Painted Lady: a migrant froms North Africa that occurs every year although numbers vary greatly with only a few records in some years whilst occsionally larger numbers reach the islands. The largest immigration evering in the UK was in spring 2009 when thousands of these butterflies were recorded throughout the Outer Hebrides.

Small Tortoiseshell: a common resident species that is sometimes found hibernating inside people's houses. It is often the first species recorded during the year, especially if an there's an early warm spell which can result in sightings in February / March.

Peacock: an uncommon species that appears to be on the increase. It may be found almost anywhere although it is still generally rare here.

Speckled Wood: this expanding species len the UK was first recorded in Lew's Castle Grounds, Stornoway in 2004. It has become well established in the woodland although suitable habitat outside of Stornoway limits any future expansion.

Grayling: this resident species is restricted to the southern most past of the islands and has not been recorded any further north than Lochboisdale, South Uist. The local sub-species is of the form atlantica.

Meadow Brown: this is an abundant butterfly found throughout the islands.

Ringlet: first recorded in South Glendale, South Uist in 2008. It has not been found anywhere else subsequently, at least at the moment. This site is also very vulnerable and often suffers from burning.

Small Heath: fairly common in the south but increasingly uncommon the further north in the islands you travel. It is regular in South Uist, especially the southern half, south. There are a couple of records of singles from North Uist although it is rarely recorded here and there's an outstanding report from Lewis.

Large Heath: a species that specialises at living in boggy areas and as the islands are dominated by boggy moorland it is widespread and common in these areas. The subspecies that occurs here, scotica is duller and less well marked on the underwing compared with other subspecies occuring further south.

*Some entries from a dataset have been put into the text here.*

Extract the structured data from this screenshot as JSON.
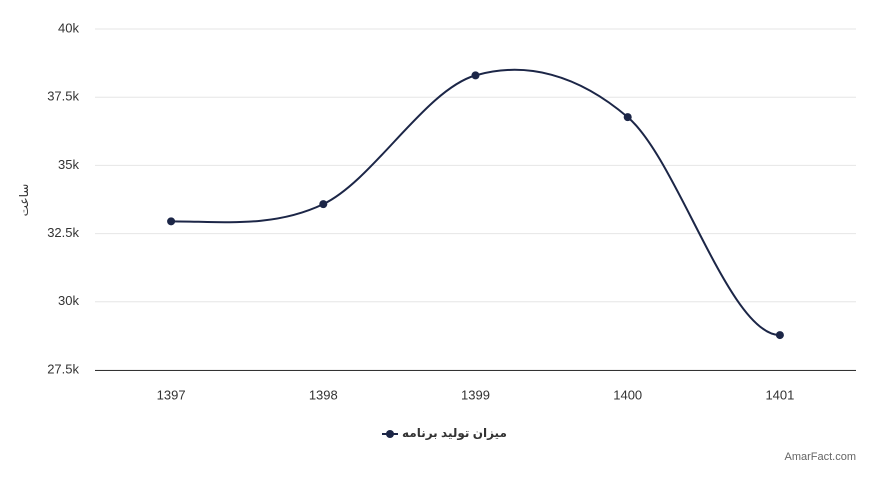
{
  "chart_data": {
    "type": "line",
    "y_axis_title": "ساعت",
    "categories": [
      "1397",
      "1398",
      "1399",
      "1400",
      "1401"
    ],
    "series": [
      {
        "name": "میزان تولید برنامه",
        "color": "#1c2647",
        "values": [
          32950,
          33580,
          38300,
          36770,
          28780
        ]
      }
    ],
    "ylim": [
      27500,
      40000
    ],
    "yticks": [
      {
        "value": 27500,
        "label": "27.5k"
      },
      {
        "value": 30000,
        "label": "30k"
      },
      {
        "value": 32500,
        "label": "32.5k"
      },
      {
        "value": 35000,
        "label": "35k"
      },
      {
        "value": 37500,
        "label": "37.5k"
      },
      {
        "value": 40000,
        "label": "40k"
      }
    ],
    "grid": true,
    "smooth": true,
    "credit": "AmarFact.com"
  }
}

Monarch: this vagrant from North America was seen at Torlum, Benbecula on 4th October 1951.

Could we see more in the future? There has been much in the news of climate change and a northerly expansion of some butterfly species with a couple of species including the Ringlet and Speckled Wood showing large extensions in their range. Both have been added to the Outer Hebrides list since the new millenium although our isolation does create a significant barrier to colonisation.